While some feared the collapse last week of Dalian Wanda Group’s $1 billion acquisition of Dick Clark Productions could signal the end of China’s Hollywood love story, industry experts said a growing spate of failed deals is likely just a bump on the road to a happy ending.

The reason for the breakdown has little to do with business concerns or creative conflicts between Hollywood and China’s own soaring production industry, said insiders, but a lot to do with that country’s clampdown on overseas investment that began in November.

“I would not bet against the China-Hollywood partnership,” said Lindsay Conner, partner and co-chair of the entertainment and media group at West L.A.’s Manatt Phelps & Phillips, who has represented several Chinese companies in negotiations with local entertainment studios. “There are compelling reasons for both sides to expand.”

Z. John Zhang, a professor of marketing and director of the China Center at the University of Pennsylvania’s Wharton School, agreed that the future of Hollywood-China partnerships is not in any real danger.

“I think it’s more postponed than canceled,” Zhang said. “The appetite for Hollywood companies will not go away.”
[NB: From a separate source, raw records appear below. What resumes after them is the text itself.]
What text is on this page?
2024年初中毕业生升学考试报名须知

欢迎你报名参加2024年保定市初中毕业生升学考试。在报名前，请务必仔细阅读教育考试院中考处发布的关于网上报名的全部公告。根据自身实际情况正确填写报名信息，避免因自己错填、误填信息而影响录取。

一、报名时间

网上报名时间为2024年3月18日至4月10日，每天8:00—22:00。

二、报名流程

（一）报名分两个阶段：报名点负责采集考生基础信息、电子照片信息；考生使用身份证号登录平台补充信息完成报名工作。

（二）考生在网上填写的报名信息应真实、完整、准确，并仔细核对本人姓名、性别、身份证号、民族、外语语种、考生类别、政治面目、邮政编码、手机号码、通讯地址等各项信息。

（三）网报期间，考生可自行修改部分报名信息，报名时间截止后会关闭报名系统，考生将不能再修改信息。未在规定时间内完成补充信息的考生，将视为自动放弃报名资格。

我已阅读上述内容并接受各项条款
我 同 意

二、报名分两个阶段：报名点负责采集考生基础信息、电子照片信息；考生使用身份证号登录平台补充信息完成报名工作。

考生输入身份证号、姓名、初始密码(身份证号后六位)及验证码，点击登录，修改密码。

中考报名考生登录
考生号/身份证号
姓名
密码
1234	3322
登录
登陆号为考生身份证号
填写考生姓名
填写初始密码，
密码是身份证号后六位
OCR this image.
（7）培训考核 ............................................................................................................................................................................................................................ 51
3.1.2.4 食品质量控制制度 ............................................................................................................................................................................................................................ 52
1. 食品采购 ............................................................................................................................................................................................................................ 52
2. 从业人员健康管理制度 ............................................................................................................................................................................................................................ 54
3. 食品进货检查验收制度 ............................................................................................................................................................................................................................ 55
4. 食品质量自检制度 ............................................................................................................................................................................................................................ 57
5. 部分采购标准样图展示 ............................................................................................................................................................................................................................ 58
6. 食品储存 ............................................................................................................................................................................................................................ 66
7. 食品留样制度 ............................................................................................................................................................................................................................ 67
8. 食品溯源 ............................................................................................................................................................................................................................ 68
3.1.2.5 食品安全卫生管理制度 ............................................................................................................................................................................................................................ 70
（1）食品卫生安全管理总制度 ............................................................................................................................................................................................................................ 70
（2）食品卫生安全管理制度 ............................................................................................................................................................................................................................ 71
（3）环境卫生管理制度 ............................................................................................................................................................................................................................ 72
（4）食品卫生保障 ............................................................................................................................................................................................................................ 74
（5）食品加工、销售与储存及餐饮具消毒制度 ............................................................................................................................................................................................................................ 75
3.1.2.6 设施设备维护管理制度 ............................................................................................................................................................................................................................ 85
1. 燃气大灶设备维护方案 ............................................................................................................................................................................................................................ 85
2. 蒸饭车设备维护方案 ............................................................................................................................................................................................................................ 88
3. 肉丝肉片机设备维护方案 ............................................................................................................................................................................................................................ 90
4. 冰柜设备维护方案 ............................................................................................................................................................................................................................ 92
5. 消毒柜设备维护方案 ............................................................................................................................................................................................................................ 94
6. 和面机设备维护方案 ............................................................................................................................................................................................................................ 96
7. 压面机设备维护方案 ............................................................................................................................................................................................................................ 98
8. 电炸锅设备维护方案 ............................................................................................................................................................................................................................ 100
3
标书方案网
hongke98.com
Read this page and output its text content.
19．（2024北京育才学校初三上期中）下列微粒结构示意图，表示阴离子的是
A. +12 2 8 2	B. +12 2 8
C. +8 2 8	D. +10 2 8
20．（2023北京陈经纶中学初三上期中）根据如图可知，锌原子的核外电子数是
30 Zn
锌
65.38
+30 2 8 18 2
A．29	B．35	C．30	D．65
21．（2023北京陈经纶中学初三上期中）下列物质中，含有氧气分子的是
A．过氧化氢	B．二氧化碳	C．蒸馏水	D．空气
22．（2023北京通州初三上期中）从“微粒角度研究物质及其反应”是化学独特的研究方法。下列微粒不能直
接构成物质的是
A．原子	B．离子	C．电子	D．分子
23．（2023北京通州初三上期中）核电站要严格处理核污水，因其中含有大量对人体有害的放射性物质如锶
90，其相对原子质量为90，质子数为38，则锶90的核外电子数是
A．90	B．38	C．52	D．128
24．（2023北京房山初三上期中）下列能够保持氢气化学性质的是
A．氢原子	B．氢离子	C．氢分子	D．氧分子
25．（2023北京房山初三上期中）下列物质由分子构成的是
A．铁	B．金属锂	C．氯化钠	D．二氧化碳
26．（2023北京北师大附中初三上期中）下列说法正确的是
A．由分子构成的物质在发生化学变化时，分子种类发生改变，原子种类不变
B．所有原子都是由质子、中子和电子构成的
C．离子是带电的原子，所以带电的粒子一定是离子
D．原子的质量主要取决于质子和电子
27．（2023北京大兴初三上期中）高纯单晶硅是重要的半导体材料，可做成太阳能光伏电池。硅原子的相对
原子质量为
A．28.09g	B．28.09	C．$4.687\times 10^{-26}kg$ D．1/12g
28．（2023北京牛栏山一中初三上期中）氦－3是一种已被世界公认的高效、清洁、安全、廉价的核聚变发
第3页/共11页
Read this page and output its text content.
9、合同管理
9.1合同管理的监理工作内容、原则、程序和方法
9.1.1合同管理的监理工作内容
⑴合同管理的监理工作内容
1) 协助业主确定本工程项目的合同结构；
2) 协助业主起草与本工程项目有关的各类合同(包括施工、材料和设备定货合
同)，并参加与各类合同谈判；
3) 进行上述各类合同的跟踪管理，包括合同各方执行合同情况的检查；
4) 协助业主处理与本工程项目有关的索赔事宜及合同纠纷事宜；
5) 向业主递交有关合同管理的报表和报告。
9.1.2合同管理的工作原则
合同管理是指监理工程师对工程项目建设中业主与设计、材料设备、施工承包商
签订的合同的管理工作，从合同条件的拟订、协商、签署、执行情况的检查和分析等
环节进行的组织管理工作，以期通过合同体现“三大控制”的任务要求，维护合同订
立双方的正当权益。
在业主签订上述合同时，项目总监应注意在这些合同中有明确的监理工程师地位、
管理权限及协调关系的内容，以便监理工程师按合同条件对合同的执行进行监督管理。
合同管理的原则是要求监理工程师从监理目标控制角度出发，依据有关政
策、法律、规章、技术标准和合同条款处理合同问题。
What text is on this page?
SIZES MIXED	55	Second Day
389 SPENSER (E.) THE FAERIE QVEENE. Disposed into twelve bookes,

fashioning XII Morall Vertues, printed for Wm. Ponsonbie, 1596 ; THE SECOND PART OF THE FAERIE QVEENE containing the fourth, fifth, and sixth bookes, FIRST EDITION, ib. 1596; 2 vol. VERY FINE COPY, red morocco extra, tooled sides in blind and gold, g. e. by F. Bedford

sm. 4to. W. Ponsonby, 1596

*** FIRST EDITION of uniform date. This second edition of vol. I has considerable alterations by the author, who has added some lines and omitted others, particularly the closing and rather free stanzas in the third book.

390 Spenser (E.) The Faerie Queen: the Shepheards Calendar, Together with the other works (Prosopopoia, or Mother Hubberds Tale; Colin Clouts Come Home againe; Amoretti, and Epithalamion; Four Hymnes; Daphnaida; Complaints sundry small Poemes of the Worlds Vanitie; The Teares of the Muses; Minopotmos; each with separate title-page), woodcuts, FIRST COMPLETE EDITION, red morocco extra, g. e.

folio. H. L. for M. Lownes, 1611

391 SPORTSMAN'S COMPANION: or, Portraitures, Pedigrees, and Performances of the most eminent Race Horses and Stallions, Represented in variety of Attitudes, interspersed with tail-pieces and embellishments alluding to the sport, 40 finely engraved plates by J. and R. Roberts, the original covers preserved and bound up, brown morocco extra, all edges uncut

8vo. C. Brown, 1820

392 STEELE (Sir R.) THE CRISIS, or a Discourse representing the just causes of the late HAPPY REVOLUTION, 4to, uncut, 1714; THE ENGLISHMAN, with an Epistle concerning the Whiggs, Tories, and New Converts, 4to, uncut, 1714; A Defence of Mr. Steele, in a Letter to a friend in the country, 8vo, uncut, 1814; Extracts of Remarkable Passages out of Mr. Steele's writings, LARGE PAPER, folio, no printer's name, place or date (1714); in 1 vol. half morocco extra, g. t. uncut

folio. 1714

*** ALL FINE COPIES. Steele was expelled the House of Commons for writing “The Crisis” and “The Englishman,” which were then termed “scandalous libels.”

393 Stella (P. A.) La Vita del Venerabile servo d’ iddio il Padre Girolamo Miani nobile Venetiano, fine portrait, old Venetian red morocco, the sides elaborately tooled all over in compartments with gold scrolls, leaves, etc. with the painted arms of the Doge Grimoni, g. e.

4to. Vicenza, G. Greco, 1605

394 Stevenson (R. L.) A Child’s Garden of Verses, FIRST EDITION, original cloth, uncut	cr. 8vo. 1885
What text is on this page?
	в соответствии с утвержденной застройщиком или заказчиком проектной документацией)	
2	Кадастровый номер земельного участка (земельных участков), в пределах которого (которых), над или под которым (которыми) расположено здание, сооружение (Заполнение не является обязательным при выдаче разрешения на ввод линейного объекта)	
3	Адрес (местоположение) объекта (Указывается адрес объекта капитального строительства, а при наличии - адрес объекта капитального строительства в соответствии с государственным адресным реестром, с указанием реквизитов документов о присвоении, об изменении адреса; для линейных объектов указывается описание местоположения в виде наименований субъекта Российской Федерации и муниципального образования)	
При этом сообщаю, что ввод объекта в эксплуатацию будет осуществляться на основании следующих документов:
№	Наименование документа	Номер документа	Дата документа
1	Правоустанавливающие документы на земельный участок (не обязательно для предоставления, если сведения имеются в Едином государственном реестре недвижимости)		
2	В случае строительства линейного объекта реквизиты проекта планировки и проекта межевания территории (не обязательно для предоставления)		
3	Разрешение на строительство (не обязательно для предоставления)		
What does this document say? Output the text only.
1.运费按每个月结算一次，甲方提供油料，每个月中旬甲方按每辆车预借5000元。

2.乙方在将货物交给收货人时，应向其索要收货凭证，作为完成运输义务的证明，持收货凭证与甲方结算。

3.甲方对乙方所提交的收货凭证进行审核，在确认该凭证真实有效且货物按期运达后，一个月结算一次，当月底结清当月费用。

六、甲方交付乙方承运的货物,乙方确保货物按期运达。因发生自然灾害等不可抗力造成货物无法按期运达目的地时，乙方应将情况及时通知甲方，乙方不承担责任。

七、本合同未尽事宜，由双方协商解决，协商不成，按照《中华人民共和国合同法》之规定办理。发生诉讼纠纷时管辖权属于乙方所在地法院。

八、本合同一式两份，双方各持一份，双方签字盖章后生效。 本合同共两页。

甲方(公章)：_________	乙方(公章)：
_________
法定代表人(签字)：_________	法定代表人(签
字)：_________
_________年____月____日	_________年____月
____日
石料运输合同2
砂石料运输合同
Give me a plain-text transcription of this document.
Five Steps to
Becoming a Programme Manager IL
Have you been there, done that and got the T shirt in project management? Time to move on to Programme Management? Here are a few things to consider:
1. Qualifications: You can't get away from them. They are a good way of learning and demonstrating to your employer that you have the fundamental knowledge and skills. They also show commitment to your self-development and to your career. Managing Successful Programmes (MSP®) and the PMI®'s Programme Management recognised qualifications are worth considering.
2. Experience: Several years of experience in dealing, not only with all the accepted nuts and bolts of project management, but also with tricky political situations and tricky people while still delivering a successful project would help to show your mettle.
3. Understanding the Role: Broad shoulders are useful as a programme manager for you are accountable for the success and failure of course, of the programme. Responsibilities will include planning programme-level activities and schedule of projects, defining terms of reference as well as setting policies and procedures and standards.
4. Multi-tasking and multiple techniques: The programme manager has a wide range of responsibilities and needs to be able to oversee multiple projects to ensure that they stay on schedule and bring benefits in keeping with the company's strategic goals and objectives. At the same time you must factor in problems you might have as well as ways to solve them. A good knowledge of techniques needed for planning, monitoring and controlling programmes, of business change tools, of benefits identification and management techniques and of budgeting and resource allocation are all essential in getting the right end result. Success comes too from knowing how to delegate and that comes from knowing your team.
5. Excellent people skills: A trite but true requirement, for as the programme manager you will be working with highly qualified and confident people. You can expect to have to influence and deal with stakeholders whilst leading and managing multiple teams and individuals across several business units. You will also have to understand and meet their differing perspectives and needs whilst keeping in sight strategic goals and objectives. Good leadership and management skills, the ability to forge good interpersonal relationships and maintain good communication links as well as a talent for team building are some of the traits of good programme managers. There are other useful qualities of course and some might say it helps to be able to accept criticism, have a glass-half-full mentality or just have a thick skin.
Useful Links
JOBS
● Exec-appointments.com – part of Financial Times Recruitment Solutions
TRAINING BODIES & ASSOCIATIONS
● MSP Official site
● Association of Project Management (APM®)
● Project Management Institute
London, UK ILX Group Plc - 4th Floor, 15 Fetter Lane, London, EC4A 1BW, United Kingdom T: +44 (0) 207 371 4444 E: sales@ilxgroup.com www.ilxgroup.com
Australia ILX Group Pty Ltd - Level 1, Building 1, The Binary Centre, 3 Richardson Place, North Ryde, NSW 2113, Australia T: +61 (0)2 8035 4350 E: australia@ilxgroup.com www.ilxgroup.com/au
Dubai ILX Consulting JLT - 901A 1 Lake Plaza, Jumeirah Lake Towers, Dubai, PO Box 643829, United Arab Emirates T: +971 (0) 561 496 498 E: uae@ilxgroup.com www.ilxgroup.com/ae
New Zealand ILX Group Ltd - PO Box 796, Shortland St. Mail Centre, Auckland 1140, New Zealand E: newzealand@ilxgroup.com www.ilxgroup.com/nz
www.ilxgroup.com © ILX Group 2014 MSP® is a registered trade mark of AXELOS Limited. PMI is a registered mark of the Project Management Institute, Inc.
Dalian Wanda, chaired by Wang Jianlin, has joined a growing list of Chinese companies whose Hollywood deals have fallen apart in recent months. Chinese copper processing company Anhui Xinke New Materials announced in November that it would buy 80 percent of Voltage Pictures, producer of “The Hurt Locker” and “Dallas Buyers Club,” among others, for a reported $345 million, but that deal collapsed a month later with Anhui Xinke reportedly alleging that Voltage had failed to provide adequate documentation to Chinese regulators.

Viacom Inc.’s Paramount Pictures Corp. also has yet to receive the first payment from an announced $1 billion deal with Chinese partners Shanghai Group and Hua Hua Media to co-finance movies for the next three years, according to The Hollywood Reporter.

‘Blind and irrational’

While Dalian Wanda and Paramount declined to comment on the situations, industry watchers said the deals are falling apart largely because of the China’s mandate to slow down and restrict the outflow of capital to overseas investments. China reportedly struck a record $225 billion in deals to acquire companies abroad last year.

The restrictions came into sharper focus the day after Dick Clark’s parent company, Eldridge Industries, announced the termination of the deal between one of its affiliates and the Chinese conglomerate.

Zhong Shan, China’s minister of commerce, decried the overseas deals as “blind and irrational investment” in a March 12 New York Times story, noting the country’s officials planned to intensify supervision of some companies.